L'édition est également un processus qui _agit_, mais s'agit-il d'une énonciation ? D'un geste ? D'un acte ?
Un acte est une "manifestation concrète des pouvoirs d'agir d'une personne, ce que fait une personne" {{< cite "cnrtl_acte_2012" >}}, un éditeur ou une éditrice dans notre cas.
L'édition est un processus actant puisqu'il se manifeste dans la fabrication d'une forme et la production d'un objet (le livre) résultat du travail sur un texte : c'est l'hypothèse que nous formulons.
L'édition est une action sur le monde, dont les effets peuvent être constatés, et dont les rouages dévoilent en détail cet acte ; nous écartons ainsi toute essentialisation voire toute romantisation de l'édition.

Considérer l'édition comme un acte requiert quelques préalables que nous explorons en abordant la théorie de l'_énonciation éditoriale_ d'Emmanuël Souchier {{< cite "souchier_image_1998" >}}, puis celle du _geste éditorial_ de Brigitte Ouvry-Vial {{< cite "ouvry-vial_acte_2007" >}}.
Si l'édition, processus technique, est un acte, il se traduit dans un dispositif, c'est-à-dire un ensemble complexe et organisé d'actions, qui ont un agencement spécifique.
Un _dispositif_ implique plusieurs perspectives que nous abordons, apportant aussi un regard critique nécessaire à ces propositions.
Enfin, la dimension politique du dispositif nous invite à considérer l'édition comme une action, dépendant des mécanismes techniques convoqués.
L'acte, le dispositif et l'action sont trois dimensions qui nous permettent d'augmenter la définition de l'édition jusqu'ici exposée, toujours dans l'objectif de prendre en considération les processus de fabrication des livres.


### 2.2.1. Éditer est un acte

Si un livre est considéré comme un objet ordinaire, il porte pourtant les traces d'un processus complexe.
Des empreintes diverses — structure du texte, paratexte, composition typographique, caractéristiques de l'objet imprimé, code informatique pour un livre numérique, etc. — sont laissées par des interventions multiples lors de l'édition.
Il s'agit de la théorie de l'énonciation éditoriale d'Emmanuël Souchier, théorie qui permet de prendre en considération un objet comme le livre en tant que signifiant total, mais aussi en tant qu'objet de pouvoir.

{{< citation ref="souchier_image_1998" page="140" >}}
L’énonciation éditoriale présente deux caractéristiques essentielles.

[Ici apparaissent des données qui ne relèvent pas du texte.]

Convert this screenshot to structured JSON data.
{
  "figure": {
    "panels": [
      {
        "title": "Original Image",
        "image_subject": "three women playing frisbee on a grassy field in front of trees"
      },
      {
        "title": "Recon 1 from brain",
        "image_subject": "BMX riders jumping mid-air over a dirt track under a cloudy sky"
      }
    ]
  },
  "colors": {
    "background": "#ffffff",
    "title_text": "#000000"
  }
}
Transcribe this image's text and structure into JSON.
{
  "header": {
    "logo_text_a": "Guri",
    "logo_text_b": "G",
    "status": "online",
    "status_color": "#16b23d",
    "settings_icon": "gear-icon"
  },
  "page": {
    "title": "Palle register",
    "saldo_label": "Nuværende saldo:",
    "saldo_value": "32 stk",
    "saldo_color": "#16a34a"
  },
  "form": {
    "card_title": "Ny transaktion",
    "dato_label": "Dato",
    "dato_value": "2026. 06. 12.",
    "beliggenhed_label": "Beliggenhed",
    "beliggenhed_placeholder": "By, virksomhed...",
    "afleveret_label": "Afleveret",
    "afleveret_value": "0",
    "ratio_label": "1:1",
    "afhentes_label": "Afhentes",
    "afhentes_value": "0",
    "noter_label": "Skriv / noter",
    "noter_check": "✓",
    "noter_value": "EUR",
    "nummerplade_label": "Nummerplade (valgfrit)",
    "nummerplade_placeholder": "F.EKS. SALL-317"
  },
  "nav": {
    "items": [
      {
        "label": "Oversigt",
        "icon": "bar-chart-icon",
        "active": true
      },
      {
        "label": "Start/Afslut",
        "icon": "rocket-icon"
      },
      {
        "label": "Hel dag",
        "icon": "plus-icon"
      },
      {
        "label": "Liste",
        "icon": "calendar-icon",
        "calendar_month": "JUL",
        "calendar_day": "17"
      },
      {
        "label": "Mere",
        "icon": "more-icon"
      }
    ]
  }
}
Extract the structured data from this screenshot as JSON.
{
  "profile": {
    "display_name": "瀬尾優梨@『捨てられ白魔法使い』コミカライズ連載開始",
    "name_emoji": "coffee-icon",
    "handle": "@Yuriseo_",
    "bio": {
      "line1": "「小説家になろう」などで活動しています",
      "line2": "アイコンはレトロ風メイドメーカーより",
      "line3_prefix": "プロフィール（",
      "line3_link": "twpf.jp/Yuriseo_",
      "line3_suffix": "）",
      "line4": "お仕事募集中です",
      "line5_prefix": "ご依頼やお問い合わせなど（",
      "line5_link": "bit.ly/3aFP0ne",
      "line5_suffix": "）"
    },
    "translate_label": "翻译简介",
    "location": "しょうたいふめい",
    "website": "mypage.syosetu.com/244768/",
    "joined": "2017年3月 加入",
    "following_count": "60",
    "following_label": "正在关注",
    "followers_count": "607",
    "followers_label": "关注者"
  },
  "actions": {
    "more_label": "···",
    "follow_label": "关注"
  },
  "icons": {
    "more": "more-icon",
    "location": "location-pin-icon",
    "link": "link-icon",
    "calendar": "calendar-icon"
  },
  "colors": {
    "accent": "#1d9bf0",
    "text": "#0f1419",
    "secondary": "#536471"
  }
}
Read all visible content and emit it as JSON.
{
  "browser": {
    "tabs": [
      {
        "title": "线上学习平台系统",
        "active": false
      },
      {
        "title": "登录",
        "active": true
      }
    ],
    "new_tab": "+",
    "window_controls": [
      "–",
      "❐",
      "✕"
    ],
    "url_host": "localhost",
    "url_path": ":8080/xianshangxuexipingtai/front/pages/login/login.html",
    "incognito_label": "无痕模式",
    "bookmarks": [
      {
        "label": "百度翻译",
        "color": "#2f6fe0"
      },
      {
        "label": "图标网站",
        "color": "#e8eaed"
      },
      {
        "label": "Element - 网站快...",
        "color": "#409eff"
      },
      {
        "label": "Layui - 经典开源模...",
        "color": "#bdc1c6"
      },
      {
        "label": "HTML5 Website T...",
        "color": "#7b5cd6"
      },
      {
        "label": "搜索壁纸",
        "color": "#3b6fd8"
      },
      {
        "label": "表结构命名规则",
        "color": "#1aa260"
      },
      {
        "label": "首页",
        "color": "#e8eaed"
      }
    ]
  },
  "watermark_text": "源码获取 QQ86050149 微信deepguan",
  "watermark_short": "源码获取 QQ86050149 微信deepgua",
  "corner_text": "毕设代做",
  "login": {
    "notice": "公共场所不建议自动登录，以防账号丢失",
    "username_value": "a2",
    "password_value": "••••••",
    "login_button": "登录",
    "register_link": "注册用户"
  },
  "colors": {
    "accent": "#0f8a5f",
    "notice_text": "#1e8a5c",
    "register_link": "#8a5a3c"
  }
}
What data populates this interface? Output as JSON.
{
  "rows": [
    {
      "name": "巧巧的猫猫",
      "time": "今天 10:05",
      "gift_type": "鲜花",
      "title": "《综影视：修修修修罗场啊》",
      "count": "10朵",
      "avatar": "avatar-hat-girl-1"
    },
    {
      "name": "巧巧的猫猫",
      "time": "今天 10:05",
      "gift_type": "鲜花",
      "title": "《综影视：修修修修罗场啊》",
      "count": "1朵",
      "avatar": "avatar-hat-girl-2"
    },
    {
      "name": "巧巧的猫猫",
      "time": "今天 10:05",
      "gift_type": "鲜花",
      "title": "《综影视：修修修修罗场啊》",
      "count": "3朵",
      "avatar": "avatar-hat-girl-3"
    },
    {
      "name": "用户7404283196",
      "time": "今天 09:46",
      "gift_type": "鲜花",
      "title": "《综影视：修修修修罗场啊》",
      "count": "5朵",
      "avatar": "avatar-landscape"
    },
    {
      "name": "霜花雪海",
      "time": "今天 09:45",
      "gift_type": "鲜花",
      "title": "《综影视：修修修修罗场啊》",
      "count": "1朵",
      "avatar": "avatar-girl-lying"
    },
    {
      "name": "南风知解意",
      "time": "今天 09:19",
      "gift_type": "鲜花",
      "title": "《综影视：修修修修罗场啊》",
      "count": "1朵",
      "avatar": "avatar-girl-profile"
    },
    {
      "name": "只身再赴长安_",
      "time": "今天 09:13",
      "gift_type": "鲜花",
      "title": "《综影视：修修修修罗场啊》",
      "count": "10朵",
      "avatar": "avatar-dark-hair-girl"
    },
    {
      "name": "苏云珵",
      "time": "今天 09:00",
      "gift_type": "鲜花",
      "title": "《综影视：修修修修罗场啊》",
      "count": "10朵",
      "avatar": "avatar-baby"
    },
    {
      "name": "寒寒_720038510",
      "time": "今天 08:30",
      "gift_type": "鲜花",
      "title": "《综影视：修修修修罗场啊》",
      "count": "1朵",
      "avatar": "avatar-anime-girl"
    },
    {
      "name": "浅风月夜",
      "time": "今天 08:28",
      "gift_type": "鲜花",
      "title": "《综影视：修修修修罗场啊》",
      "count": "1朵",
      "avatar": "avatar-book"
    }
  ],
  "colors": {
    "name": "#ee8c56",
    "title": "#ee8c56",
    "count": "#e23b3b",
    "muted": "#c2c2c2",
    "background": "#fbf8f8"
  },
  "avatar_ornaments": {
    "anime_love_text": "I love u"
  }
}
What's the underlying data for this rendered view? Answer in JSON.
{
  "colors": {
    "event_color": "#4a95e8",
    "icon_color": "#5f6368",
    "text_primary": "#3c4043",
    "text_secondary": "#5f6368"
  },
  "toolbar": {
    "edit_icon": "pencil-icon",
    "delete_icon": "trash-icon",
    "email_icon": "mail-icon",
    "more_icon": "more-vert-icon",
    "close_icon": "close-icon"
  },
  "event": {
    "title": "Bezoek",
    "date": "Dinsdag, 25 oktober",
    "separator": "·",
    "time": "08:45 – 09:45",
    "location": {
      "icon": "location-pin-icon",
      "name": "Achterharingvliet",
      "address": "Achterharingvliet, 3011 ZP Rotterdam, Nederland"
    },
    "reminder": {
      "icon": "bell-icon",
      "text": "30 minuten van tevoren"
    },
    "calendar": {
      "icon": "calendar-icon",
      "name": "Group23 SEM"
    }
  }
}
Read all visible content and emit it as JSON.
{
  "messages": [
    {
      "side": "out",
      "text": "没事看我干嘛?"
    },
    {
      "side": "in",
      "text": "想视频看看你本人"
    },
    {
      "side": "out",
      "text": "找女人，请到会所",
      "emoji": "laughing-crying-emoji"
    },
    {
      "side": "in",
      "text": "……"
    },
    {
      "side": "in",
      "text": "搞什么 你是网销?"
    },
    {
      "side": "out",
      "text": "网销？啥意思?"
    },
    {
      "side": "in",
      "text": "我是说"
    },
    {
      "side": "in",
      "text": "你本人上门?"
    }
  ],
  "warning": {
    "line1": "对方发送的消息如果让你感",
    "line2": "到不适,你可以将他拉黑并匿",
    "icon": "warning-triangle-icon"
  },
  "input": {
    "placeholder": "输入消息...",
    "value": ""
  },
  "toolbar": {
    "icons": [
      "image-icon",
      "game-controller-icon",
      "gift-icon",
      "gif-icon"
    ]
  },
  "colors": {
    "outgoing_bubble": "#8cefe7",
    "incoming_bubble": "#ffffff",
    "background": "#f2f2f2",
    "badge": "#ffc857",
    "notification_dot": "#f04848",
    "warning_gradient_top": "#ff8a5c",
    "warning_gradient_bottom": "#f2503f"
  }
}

La première concerne la pluralité des instances d’énonciation intervenant dans la constitution du texte ; la seconde, le fait que les marques d’énonciation éditoriale disparaissent derrière la banalité quotidienne et relèvent par là même de « l’évidence » (Brecht), du « non-événement » (Cyrulnik) ou de « l’infra-ordinaire » (Perec), autant de manifestations absorbées par ce que Montaigne ou Pascal – sur les pas de Cicéron – appelaient la « coutume ».
{{< /citation >}}

L'objet livre porte des signes — en grande partie transparents ou invisibilisés — des instances d'énonciation qui permettent son existence.
Ces signes sont souvent ignorés ou considérés comme mineurs, ils sont pourtant partie intégrante du livre et du pouvoir qu'une instance éditoriale peut exercer à travers lui.
En plus de nous placer dans la position d'un sémiologue comme nous invite à le faire Emmanuël Souchier, la théorie de l'énonciation éditoriale nous permet de prendre en considération les multiples "voix" {{< cite "souchier_numerique_2019" "310-311" >}} qui font partie du processus, cette "polyphonie éditoriale" qui révèle les "corps de métiers" qui interviennent sur le texte, et qui sont la condition d'existence du livre.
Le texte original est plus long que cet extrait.